The Songhay Knowledgebase Data Manager concludes a years-long and quite unpleasant journey toward the most effective data management application produced by me. The next move is to document how this REST-based, AJAX client works.

This last push was a rewrite for PHP and SQLite—after abandoning a Windows Forms client and SQLite. I should have worked on the PHP/SQLite design first—and I am very ready to beat myself up about trying to get a Microsoft solution to work correctly with Open Source stuff—but there was a danger in building this application before PHP 5 was released—released on DreamHost.com, my current hosting provider.

The few remaining people in my life who wonder about my whereabouts—and why I sound like I am asleep in the middle of the day when I answer the phone—should understand that deep concentration sent me into the depths of trying to do what I perceive as relatively new. My perception sees very few people using PHP objects, SimpleXML and XSLT files to send XML over HTTP as a REST-based “Web service.” The accepted practice is to write everything in Ruby, Java or Python and let one language rule them all.
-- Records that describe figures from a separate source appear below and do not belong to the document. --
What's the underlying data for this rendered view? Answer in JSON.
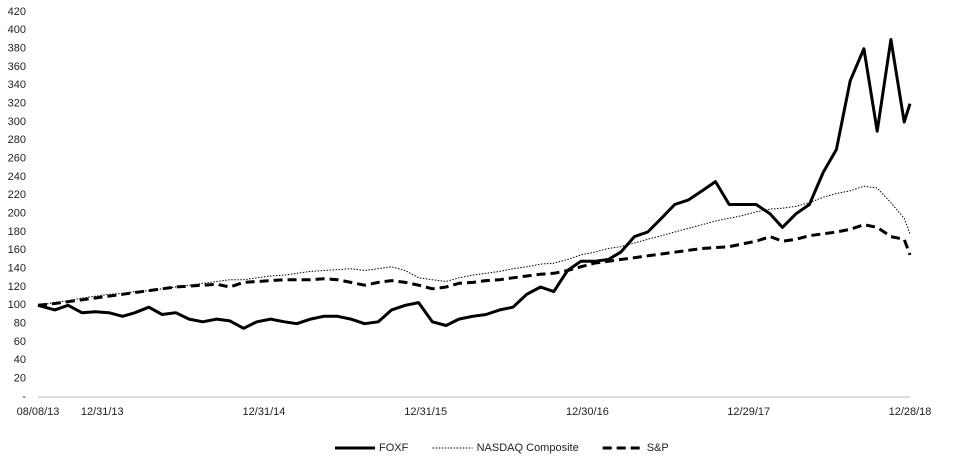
{
  "chart_data": {
    "type": "line",
    "x": [
      "08/08/13",
      "09/15/13",
      "10/15/13",
      "11/15/13",
      "12/15/13",
      "01/15/14",
      "02/15/14",
      "03/15/14",
      "04/15/14",
      "05/15/14",
      "06/15/14",
      "07/15/14",
      "08/15/14",
      "09/15/14",
      "10/15/14",
      "11/15/14",
      "12/15/14",
      "01/15/15",
      "02/15/15",
      "03/15/15",
      "04/15/15",
      "05/15/15",
      "06/15/15",
      "07/15/15",
      "08/15/15",
      "09/15/15",
      "10/15/15",
      "11/15/15",
      "12/15/15",
      "01/15/16",
      "02/15/16",
      "03/15/16",
      "04/15/16",
      "05/15/16",
      "06/15/16",
      "07/15/16",
      "08/15/16",
      "09/15/16",
      "10/15/16",
      "11/15/16",
      "12/15/16",
      "01/15/17",
      "02/15/17",
      "03/15/17",
      "04/15/17",
      "05/15/17",
      "06/15/17",
      "07/15/17",
      "08/15/17",
      "09/15/17",
      "10/15/17",
      "11/15/17",
      "12/15/17",
      "01/15/18",
      "02/15/18",
      "03/15/18",
      "04/15/18",
      "05/15/18",
      "06/15/18",
      "07/15/18",
      "08/15/18",
      "09/15/18",
      "10/15/18",
      "11/15/18",
      "12/15/18",
      "12/28/18"
    ],
    "series": [
      {
        "name": "FOXF",
        "color": "#000000",
        "style": "solid",
        "values": [
          100,
          95,
          100,
          92,
          93,
          92,
          88,
          92,
          98,
          90,
          92,
          85,
          82,
          85,
          83,
          75,
          82,
          85,
          82,
          80,
          85,
          88,
          88,
          85,
          80,
          82,
          95,
          100,
          103,
          82,
          78,
          85,
          88,
          90,
          95,
          98,
          112,
          120,
          115,
          138,
          148,
          148,
          150,
          158,
          175,
          180,
          195,
          210,
          215,
          225,
          235,
          210,
          210,
          210,
          200,
          185,
          200,
          210,
          245,
          270,
          345,
          380,
          290,
          390,
          300,
          320
        ]
      },
      {
        "name": "NASDAQ Composite",
        "color": "#000000",
        "style": "dotted",
        "values": [
          100,
          103,
          105,
          108,
          110,
          112,
          113,
          115,
          116,
          118,
          120,
          122,
          124,
          126,
          128,
          128,
          130,
          132,
          133,
          135,
          137,
          138,
          139,
          140,
          138,
          140,
          142,
          138,
          130,
          128,
          126,
          130,
          133,
          135,
          137,
          140,
          142,
          145,
          146,
          150,
          155,
          158,
          162,
          164,
          168,
          172,
          176,
          180,
          184,
          188,
          192,
          195,
          198,
          202,
          205,
          206,
          208,
          212,
          218,
          222,
          225,
          230,
          228,
          212,
          195,
          178
        ]
      },
      {
        "name": "S&P",
        "color": "#000000",
        "style": "dashed",
        "values": [
          100,
          102,
          104,
          106,
          108,
          110,
          112,
          114,
          116,
          118,
          120,
          121,
          122,
          123,
          120,
          125,
          126,
          127,
          128,
          128,
          128,
          129,
          128,
          125,
          122,
          125,
          127,
          125,
          122,
          118,
          120,
          124,
          125,
          127,
          128,
          130,
          132,
          134,
          135,
          138,
          142,
          146,
          148,
          150,
          152,
          154,
          156,
          158,
          160,
          162,
          163,
          164,
          167,
          170,
          175,
          170,
          172,
          176,
          178,
          180,
          183,
          188,
          185,
          175,
          172,
          155
        ]
      }
    ],
    "xlim": [
      "08/08/13",
      "12/28/18"
    ],
    "xticks": [
      "08/08/13",
      "12/31/13",
      "12/31/14",
      "12/31/15",
      "12/30/16",
      "12/29/17",
      "12/28/18"
    ],
    "ylim": [
      0,
      420
    ],
    "yticks": [
      {
        "value": 0,
        "label": "-"
      },
      20,
      40,
      60,
      80,
      100,
      120,
      140,
      160,
      180,
      200,
      220,
      240,
      260,
      280,
      300,
      320,
      340,
      360,
      380,
      400,
      420
    ],
    "legend": "bottom"
  }
}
My design goal is to build most the user interface in XML to make it as platform-independent as possible. The most specific parts of the application are in agnostic XML while the most generic parts are in JavaScript and PHP. The task for the years ahead is evaluating any new client technologies (like Windows Presentation Foundation or XUL) to see how these generic expressions live in these environments.

So I am sure there is a very successful Smalltalk programmer who wrote their generic code in Smalltalk back in the 1970s and is spending their programming career discovering how they can rewrite their old code again with “new technologies.” This rewriting/translation job sounds “boring” to most cowboy coders out there. But the fun part for me is visiting new technologies with some kind of blueprint and working models in my back pocket and evaluating new technology by measuring it against my hard-earned experience.

It is like being a musician who agonized for years in the studio—and all we want to do now is play the same song on tour over and over again—until, of course we get tired and then we rinse and repeat…

Also these data management issues should be relatively predictable and “boring” so a cool brother like rasx() can get back to other forms of creative expression.